En primer lugar, se señala la falta de existencia en calibre comercial y calidad. Asimismo, se indica que el crecimiento natural de la especie no se adapta bien a los parámetros que se exigen al arbolado en las alineaciones arbóreas por lo que respecta a la accesibilidad y alturas, entre otros.

Igualmente, se indica que estos ejemplares están afectados por los temporales, que cada año se ven incrementados en cuanto a número y virulencia, produciendo la fractura de ramas y en algunos casos del tronco. Además, la intrusión del agua de mar altera la composición del suelo en el que crecen.

Otro aspecto que se ha tenido en cuenta a la hora de adoptar la decisión de no continuar con la siembra de tamariscos ha sido la aparición de la plaga Trabutina, una cochinilla difícil de controlar con los tratamientos fitosanitarios actualmente permitidos, que provoca el debilitamiento del árbol y causa numerosos problemas vegetativos y de suciedad.

Esta especie también está afectada por el hongo Inonotus tamaricis, que estropea la dureza de la madera.

Por último, otra razón que se ha tenido en cuenta ha sido «el vandalismo acusado contra esta especie» por su situación en la primera línea de mar, además de que no se adapta bien a las exigencias del crecimiento en la calle y a los numerosos temporales.
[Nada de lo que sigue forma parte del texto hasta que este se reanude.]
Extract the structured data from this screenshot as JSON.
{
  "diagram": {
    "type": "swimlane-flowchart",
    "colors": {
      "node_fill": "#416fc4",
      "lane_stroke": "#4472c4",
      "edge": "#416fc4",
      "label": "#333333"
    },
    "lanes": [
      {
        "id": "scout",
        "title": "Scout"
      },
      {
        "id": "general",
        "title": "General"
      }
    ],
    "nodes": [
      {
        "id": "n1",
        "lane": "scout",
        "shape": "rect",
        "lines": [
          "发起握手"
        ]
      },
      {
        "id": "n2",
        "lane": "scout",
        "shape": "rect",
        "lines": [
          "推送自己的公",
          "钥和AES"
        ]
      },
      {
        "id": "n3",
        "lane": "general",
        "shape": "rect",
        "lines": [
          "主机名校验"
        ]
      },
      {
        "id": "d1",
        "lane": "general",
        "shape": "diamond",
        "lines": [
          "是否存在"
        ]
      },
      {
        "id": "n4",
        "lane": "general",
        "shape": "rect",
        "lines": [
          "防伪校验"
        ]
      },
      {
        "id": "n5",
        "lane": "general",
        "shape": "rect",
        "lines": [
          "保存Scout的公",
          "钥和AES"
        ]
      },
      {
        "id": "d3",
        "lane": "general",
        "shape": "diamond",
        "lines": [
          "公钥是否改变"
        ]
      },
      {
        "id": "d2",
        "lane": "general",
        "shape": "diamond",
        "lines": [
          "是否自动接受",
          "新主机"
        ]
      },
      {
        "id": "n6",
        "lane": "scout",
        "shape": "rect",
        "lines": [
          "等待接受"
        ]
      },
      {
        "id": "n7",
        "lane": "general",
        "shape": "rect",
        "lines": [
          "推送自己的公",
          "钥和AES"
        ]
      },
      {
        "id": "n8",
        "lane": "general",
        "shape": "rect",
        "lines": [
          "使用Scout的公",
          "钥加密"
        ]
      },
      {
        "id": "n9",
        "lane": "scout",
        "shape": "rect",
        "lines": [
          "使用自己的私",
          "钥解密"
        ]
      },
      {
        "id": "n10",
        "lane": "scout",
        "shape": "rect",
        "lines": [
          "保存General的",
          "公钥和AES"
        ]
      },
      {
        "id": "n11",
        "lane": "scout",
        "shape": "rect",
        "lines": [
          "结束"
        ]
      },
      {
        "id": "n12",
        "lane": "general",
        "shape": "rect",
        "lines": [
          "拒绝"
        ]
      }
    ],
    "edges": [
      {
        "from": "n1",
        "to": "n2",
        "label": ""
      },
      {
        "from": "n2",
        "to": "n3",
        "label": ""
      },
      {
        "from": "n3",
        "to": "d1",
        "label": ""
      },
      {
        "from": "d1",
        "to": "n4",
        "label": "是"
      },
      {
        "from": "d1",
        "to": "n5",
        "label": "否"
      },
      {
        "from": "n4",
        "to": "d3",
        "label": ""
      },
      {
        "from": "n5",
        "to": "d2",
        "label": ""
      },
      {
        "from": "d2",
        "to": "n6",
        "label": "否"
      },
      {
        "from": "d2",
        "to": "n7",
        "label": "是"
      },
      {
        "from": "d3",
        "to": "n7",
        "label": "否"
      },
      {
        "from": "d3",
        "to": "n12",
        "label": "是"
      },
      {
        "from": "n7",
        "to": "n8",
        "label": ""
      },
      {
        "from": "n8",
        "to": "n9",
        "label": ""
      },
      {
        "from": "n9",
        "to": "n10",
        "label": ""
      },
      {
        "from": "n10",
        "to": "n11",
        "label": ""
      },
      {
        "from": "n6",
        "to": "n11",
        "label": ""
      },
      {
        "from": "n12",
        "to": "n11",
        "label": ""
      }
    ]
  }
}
Dicho lo anterior se señala que «en otras posiciones» más alejadas se mantendrá la reposición con tamariscos.

Las palmeras washingtonia, una de las mejores opciones

Tras siete años sin que se repusieran por parte de Parques y Jardines las palmeras datileras sembradas en el paseo de primera línea de la Platja de Palma, los técnicos municipales han llegado a la conclusión de que la especie whashingtonia, debido a su escasa afectación por parte del Picudo rojo, es una de las mejores opciones para la restitución de los ejemplares muertos, porque se trata de una especie que también se adapta mejor a la proximidad al mar y que necesita un menor mantenimiento en zonas de uso intensivo. El hecho de que entre julio de 2017 y enero de 2021 la contrata de conservación y mantenimiento de alineaciones arbóreas estuviera en situación de prórroga extraordinaria impedía también por parte de Cort la reposición de los ejemplares muertos o abatidos.